Quantifying fire severity, carbon, and nitrogen emissions in Alaska’s boreal forest

Published by Ecoss on

The boreal region stores a large proportion of the world’s terrestrial carbon (C) and is subject to high-intensity, stand-replacing wildfires that release C and nitrogen (N) stored in biomass and soils through combustion. While severity and extent of fires drives overall emissions, methods for accurately estimating fire severity are poorly tested in this unique region where organic soil combustion is responsible for a large proportion of total emissions. We tested a method using adventitious roots on black spruce trees (Picea mariana) in combination with canopy allometry to reconstruct prefire organic soil layers and canopy biomass in boreal black spruce forests of Alaska (USA), thus providing a basis for more accurately quantifying fire severity levels. We calibrated this adventitious-root-height method in unburned spruce stands and then tested it by comparing our biomass and soils estimates reconstructed in burned stands with actual prefire stand measurements.

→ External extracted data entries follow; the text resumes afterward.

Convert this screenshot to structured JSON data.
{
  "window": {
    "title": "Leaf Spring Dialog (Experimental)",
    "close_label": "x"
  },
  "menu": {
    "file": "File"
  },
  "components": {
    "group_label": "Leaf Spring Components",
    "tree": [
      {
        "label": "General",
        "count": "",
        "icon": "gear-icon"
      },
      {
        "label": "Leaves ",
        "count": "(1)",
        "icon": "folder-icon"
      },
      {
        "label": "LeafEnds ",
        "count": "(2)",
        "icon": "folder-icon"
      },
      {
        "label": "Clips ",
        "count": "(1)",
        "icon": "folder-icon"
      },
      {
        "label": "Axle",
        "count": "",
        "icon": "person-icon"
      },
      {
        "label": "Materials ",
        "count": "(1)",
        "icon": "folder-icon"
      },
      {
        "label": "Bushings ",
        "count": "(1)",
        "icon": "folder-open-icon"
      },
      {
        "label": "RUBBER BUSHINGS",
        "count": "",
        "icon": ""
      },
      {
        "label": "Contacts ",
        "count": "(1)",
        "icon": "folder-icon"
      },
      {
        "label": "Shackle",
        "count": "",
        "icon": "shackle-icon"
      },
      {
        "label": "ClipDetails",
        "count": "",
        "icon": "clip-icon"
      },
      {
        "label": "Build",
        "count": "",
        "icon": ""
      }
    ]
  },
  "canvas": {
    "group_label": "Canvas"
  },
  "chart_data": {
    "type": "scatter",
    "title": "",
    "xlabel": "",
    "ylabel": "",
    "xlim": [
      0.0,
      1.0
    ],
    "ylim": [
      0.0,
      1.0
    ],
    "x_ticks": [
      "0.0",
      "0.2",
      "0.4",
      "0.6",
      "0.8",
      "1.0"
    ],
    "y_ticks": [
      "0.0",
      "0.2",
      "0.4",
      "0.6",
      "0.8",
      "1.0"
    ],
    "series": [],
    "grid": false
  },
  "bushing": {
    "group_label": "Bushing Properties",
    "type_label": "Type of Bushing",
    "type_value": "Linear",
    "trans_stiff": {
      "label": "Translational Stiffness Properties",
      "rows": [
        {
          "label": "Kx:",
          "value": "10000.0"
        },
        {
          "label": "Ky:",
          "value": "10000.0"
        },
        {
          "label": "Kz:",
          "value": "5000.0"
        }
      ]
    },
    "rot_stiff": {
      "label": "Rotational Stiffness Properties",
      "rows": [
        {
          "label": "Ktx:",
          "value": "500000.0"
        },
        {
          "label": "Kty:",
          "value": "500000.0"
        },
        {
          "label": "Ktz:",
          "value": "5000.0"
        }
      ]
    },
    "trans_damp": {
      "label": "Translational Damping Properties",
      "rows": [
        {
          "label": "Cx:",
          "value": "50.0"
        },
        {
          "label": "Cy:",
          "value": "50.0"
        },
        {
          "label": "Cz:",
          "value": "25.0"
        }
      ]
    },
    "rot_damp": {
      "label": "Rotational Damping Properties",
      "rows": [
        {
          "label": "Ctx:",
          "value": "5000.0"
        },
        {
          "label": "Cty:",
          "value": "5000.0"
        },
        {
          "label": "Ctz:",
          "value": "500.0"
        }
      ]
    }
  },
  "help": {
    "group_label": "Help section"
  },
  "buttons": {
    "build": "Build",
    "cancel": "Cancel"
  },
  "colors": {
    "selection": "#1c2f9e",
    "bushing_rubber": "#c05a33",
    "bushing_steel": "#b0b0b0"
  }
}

We applied this approach to 38 black spruce stands burned in 2004 in Alaska, where we measured organic soil and stand characteristics and estimated the amount of soil and canopy biomass, as well as C and N pools, consumed by fire. These high-intensity quantitative estimates of severity were significantly correlated to a semiquantitative visual rapid assessment tool, the composite burn index (CBI). This index has proved useful for assessing fire severity in forests in the western United States but has not yet been widely tested in the boreal forest. From our study, we conclude that using postfire measurements of adventitious roots on black spruce trees in combination with soils and tree data can be used to reconstruct prefire organic soil depths and biomass pools, providing accurate estimates of fire severity and emissions. Furthermore, using our quantitative reconstruction we show that CBI is a reasonably good predictor of biomass and soil C loss at these sites, and it shows promise for rapidly estimating fire severity across a wide range of boreal black spruce forest types, especially where the use of high-intensity measurements may be limited by cost and time.